Tender price inflation is set to be pushed upwards as a number of shelved major construction projects in London are being brought forward by clients, according to contractor Mace.

 

Mace Cost Consultancy’s latest UK tender cost update for Q4 sees it revise its 2014 tender price inflation upwards from 4.5% to 5% by the end of the year.

 

The consultancy points out that continuing growth in the capital city means contractors are taking a more measured view about the jobs they go for.

 

This growth is expected to be good for employment prospects, with upward pressure on wages inevitable and likely to lead to increasing costs across the supply chain in the medium term.

 

Mace Cost Consultancy managing director Chris Goldthorpe added that firms are more “reluctant to engage in projects that are perceived as risky, either from a procurement or a construction point of view”.

 

Findings from the consultancy’s Q4 survey confirmed an improvement in the market that was established last year, with respondents reporting that workload over the last 12 months has increased by an average of over 20%. Outlook for the next 12 months is also positive with workload expected to increase by an average of 14%.

 

Tender price forecasts for 2015 and 2016 stand at 4.5% and 4.0% respectively as spikes in demand are expected to moderate and industry capacity increases.

 

Outside London Mace said there is sufficient capacity to meet demand generally.
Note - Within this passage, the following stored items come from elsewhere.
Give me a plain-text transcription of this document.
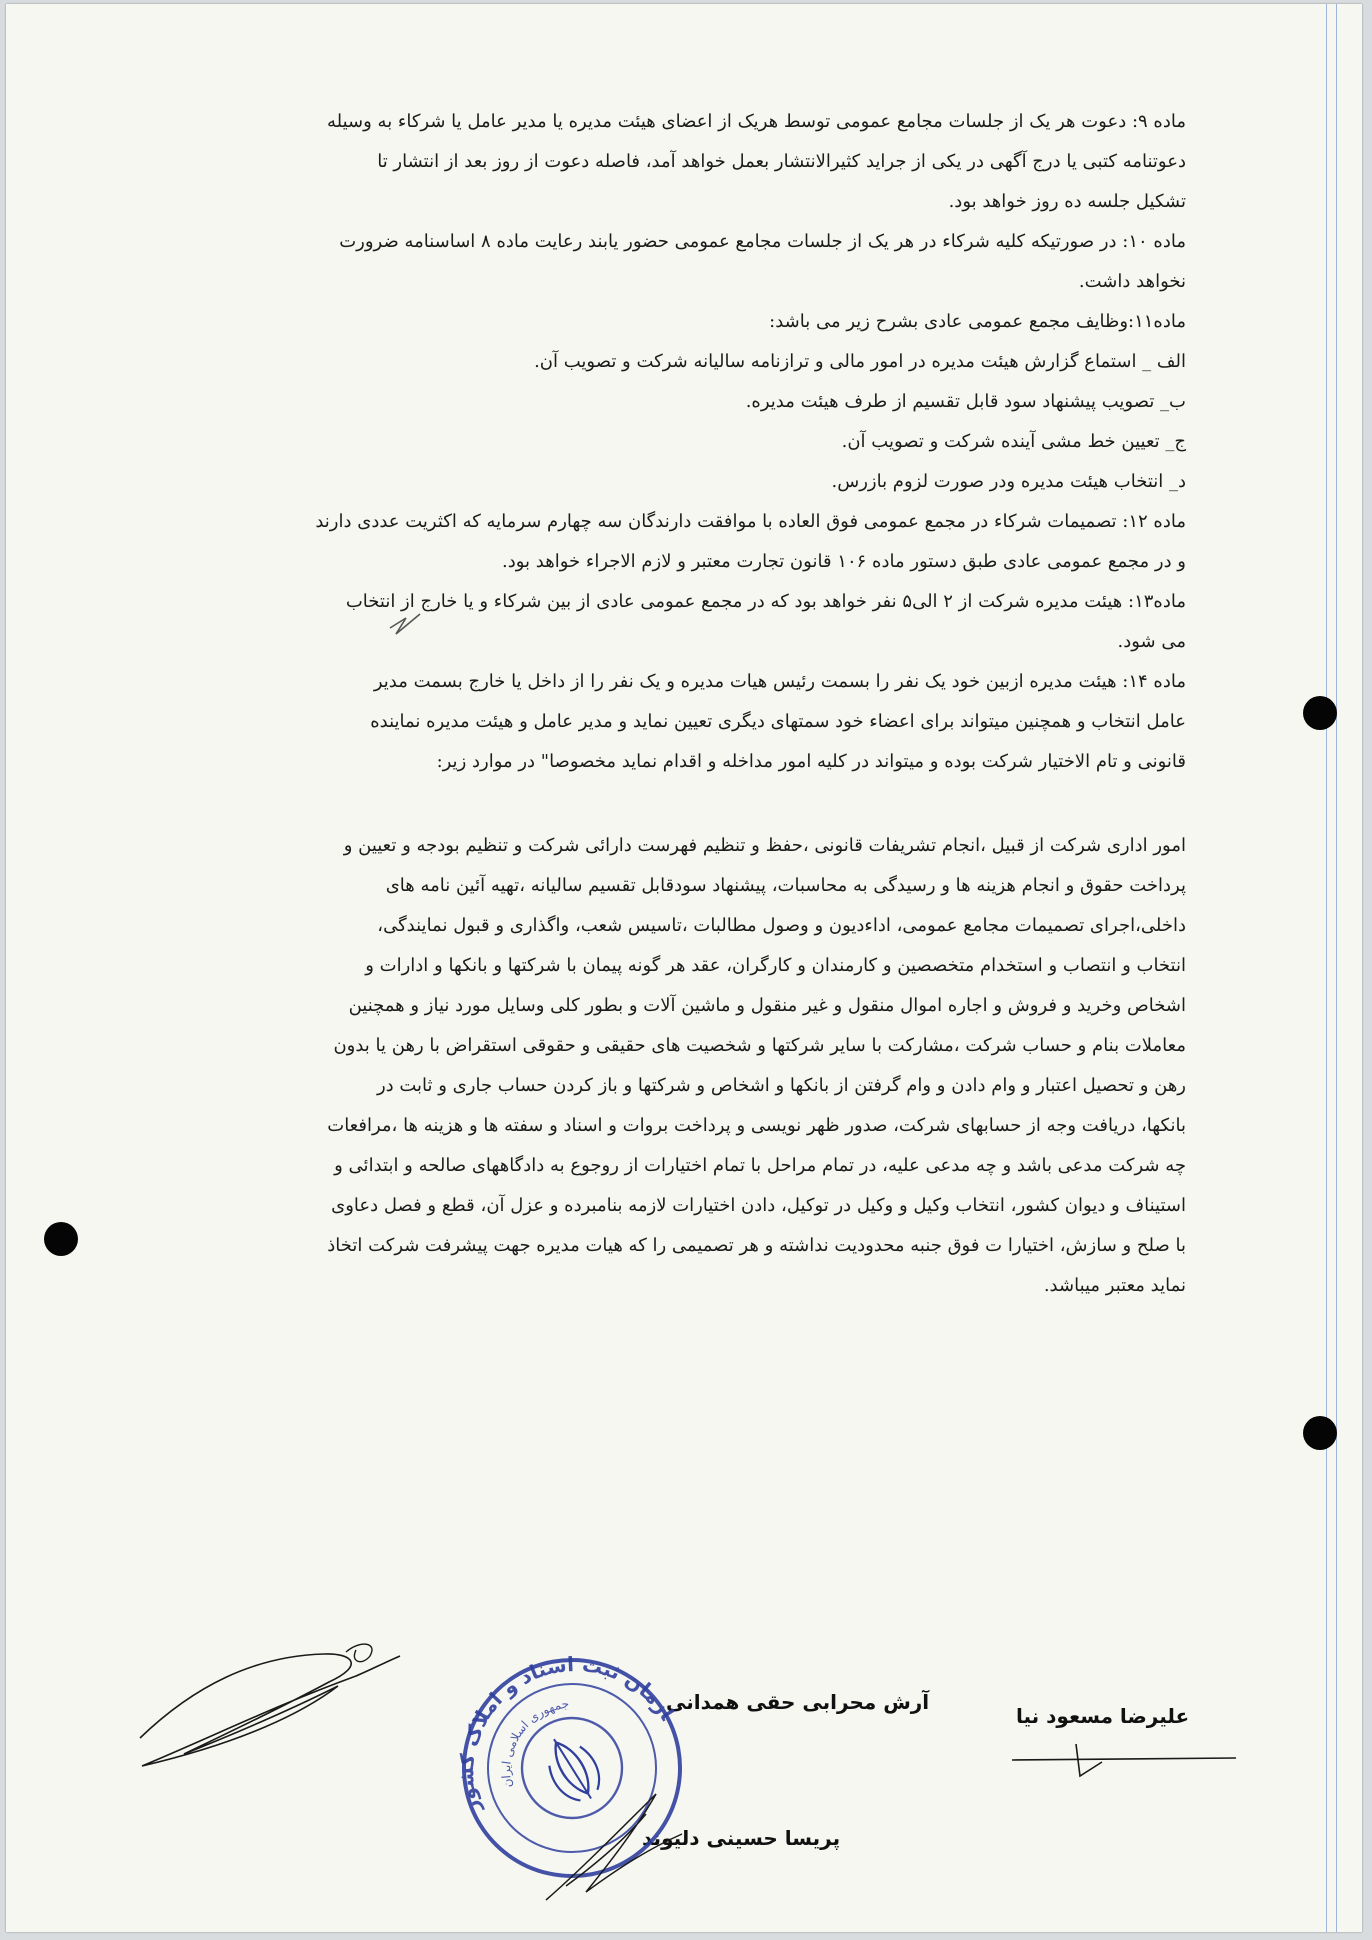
ماده ۹: دعوت هر یک از جلسات مجامع عمومی توسط هریک از اعضای هیئت مدیره یا مدیر عامل یا شرکاء به وسیله
دعوتنامه کتبی یا درج آگهی در یکی از جراید کثیرالانتشار بعمل خواهد آمد، فاصله دعوت از روز بعد از انتشار تا
تشکیل جلسه ده روز خواهد بود.
ماده ۱۰: در صورتیکه کلیه شرکاء در هر یک از جلسات مجامع عمومی حضور یابند رعایت ماده ۸ اساسنامه ضرورت
نخواهد داشت.
ماده۱۱:وظایف مجمع عمومی عادی بشرح زیر می باشد:
الف _ استماع گزارش هیئت مدیره در امور مالی و ترازنامه سالیانه شرکت و تصویب آن.
ب_ تصویب پیشنهاد سود قابل تقسیم از طرف هیئت مدیره.
ج_ تعیین خط مشی آینده شرکت و تصویب آن.
د_ انتخاب هیئت مدیره ودر صورت لزوم بازرس.
ماده ۱۲: تصمیمات شرکاء در مجمع عمومی فوق العاده با موافقت دارندگان سه چهارم سرمایه که اکثریت عددی دارند
و در مجمع عمومی عادی طبق دستور ماده ۱۰۶ قانون تجارت معتبر و لازم الاجراء خواهد بود.
ماده۱۳: هیئت مدیره شرکت از ۲ الی۵ نفر خواهد بود که در مجمع عمومی عادی از بین شرکاء و یا خارج از انتخاب
می شود.
ماده ۱۴: هیئت مدیره ازبین خود یک نفر را بسمت رئیس هیات مدیره و یک نفر را از داخل یا خارج بسمت مدیر
عامل انتخاب و همچنین میتواند برای اعضاء خود سمتهای دیگری تعیین نماید و مدیر عامل و هیئت مدیره نماینده
قانونی و تام الاختیار شرکت بوده و میتواند در کلیه امور مداخله و اقدام نماید مخصوصا" در موارد زیر:
امور اداری شرکت از قبیل ،انجام تشریفات قانونی ،حفظ و تنظیم فهرست دارائی شرکت و تنظیم بودجه و تعیین و
پرداخت حقوق و انجام هزینه ها و رسیدگی به محاسبات، پیشنهاد سودقابل تقسیم سالیانه ،تهیه آئین نامه های
داخلی،اجرای تصمیمات مجامع عمومی، اداءدیون و وصول مطالبات ،تاسیس شعب، واگذاری و قبول نمایندگی،
انتخاب و انتصاب و استخدام متخصصین و کارمندان و کارگران، عقد هر گونه پیمان با شرکتها و بانکها و ادارات و
اشخاص وخرید و فروش و اجاره اموال منقول و غیر منقول و ماشین آلات و بطور کلی وسایل مورد نیاز و همچنین
معاملات بنام و حساب شرکت ،مشارکت با سایر شرکتها و شخصیت های حقیقی و حقوقی استقراض با رهن یا بدون
رهن و تحصیل اعتبار و وام دادن و وام گرفتن از بانکها و اشخاص و شرکتها و باز کردن حساب جاری و ثابت در
بانکها، دریافت وجه از حسابهای شرکت، صدور ظهر نویسی و پرداخت بروات و اسناد و سفته ها و هزینه ها ،مرافعات
چه شرکت مدعی باشد و چه مدعی علیه، در تمام مراحل با تمام اختیارات از روجوع به دادگاههای صالحه و ابتدائی و
استیناف و دیوان کشور، انتخاب وکیل و وکیل در توکیل، دادن اختیارات لازمه بنامبرده و عزل آن، قطع و فصل دعاوی
با صلح و سازش، اختیارا ت فوق جنبه محدودیت نداشته و هر تصمیمی را که هیات مدیره جهت پیشرفت شرکت اتخاذ
نماید معتبر میباشد.
علیرضا مسعود نیا
آرش محرابی حقی همدانی
پریسا حسینی دلیوند
سازمان ثبت اسناد و املاک کشور
جمهوری اسلامی ایران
It added that continuing economic growth is expected to gradually increase demand for construction and allow contractors and supply chains to pass on cost increases as inflationary pressures start to reappear over the forecast period.

 

Survey respondents indicated anxiety about the availability of suitable labour and the likelihood of increasing costs in the medium term. There was also uncertainty about the possible effects of future interest rate rises and the 2015 General Election.